Harvesting of Medjool dates in Israel has been increasing over the last couple of weeks as harvesting of Bari dates winds down. This year’s Medjool crop is expected to be 10 percent larger than the previous season, as Medjools continue to be popular in Europe.
Production of Bari dates, south of the Dead Sea, wrapped up this week and harvesting in the northern part of Israel will continue for a couple of more weeks. Production of Medjool dates, on the other hand, is on the upswing. Harvesting began in the southern part of the country and will move north over the next few weeks. Medjool production is expected to last through August, though product will be available from storage throughout the year. “There are more growers and many growers have planted more trees,” said Field Produce Marketing’s CEO- Avi Dagul, explaining why there’s a 10 percent bump in production this year. “You have to wait between six to seven years from the time you plant a date tree until it yields fruit, and we are seeing more young trees reach maturity.”

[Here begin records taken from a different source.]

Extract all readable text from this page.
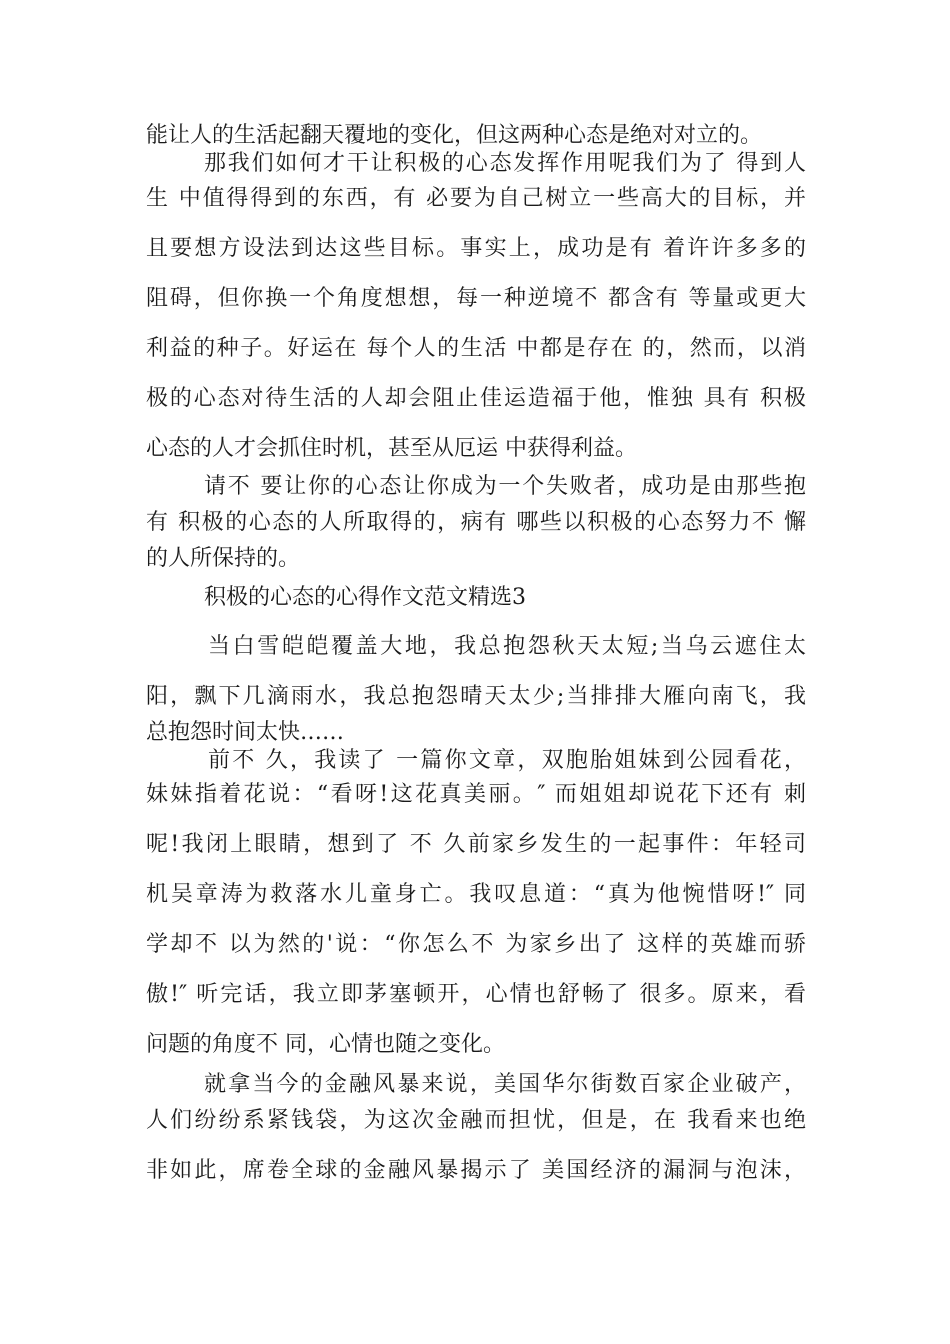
能让人的生活起翻天覆地的变化，但这两种心态是绝对对立的。
那我们如何才干让积极的心态发挥作用呢我们为了 得到人
生 中值得得到的东西，有 必要为自己树立一些高大的目标，并
且要想方设法到达这些目标。事实上，成功是有 着许许多多的
阻碍，但你换一个角度想想，每一种逆境不 都含有 等量或更大
利益的种子。好运在 每个人的生活 中都是存在 的，然而，以消
极的心态对待生活的人却会阻止佳运造福于他，惟独 具有 积极
心态的人才会抓住时机，甚至从厄运 中获得利益。
请不 要让你的心态让你成为一个失败者，成功是由那些抱
有 积极的心态的人所取得的，病有 哪些以积极的心态努力不 懈
的人所保持的。
积极的心态的心得作文范文精选3
当白雪皑皑覆盖大地，我总抱怨秋天太短;当乌云遮住太
阳，飘下几滴雨水，我总抱怨晴天太少;当排排大雁向南飞，我
总抱怨时间太快……
前不 久，我读了 一篇你文章，双胞胎姐妹到公园看花，
妹妹指着花说：“看呀!这花真美丽。″ 而姐姐却说花下还有 刺
呢!我闭上眼睛，想到了 不 久前家乡发生的一起事件：年轻司
机吴章涛为救落水儿童身亡。我叹息道：“真为他惋惜呀!″ 同
学却不 以为然的'说：“你怎么不 为家乡出了 这样的英雄而骄
傲!″ 听完话，我立即茅塞顿开，心情也舒畅了 很多。原来，看
问题的角度不 同，心情也随之变化。
就拿当今的金融风暴来说，美国华尔街数百家企业破产，
人们纷纷系紧钱袋，为这次金融而担忧，但是，在 我看来也绝
非如此，席卷全球的金融风暴揭示了 美国经济的漏洞与泡沫，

More growers are entering the Medjool date business because that variety has been very popular in Europe. Attractive prices, which spur more growers into planting dates, are partly affected by the lack of competition during the Israeli export season.
“Tunisia only has Deglet Nour dates, so there is no competition there,” noted Avi. “The U.S. and Mexico mainly sell their dates in North America. South Africa only has small quantities and their season doesn’t overlap with ours. There are new plantings in Morocco, Jordan and Egypt, but those trees are not producing fruit yet. It will take five or six years before we’ll see competition, but then it will be a tough one.”
For now, Israeli exporters enjoy good value from the European market, which takes about 80 percent of Israeli Medjool export shipments. Avi laments the fact that there’s no coordinated marketing effort between all of the country’s exporters, but that hasn’t been a problem so far because the market has been so good.
“Demand for Medjools grows every year,” he said. “The problem is not really demand. Our biggest problem is the exchange rate between shekels and euros, as well as the problem with the United Kingdom leaving the European Union.” He added that shippers are looking into Asian markets in order to mitigate the effects of any problems with the European market, but that’s still a work in progress.
As far as diversifying product offerings, Avi pointed out the success of the Bonbon variety, which is a premium date that has gained a devoted Market following France. Though not widely available, the variety has established a niche market among consumers who appreciate high quality dates.
“We have to invest in the Bonbon to increase the market for it,” said Avi. “It’s a very tasty fruit, but the logistic demands are significant because it requires special treatment.”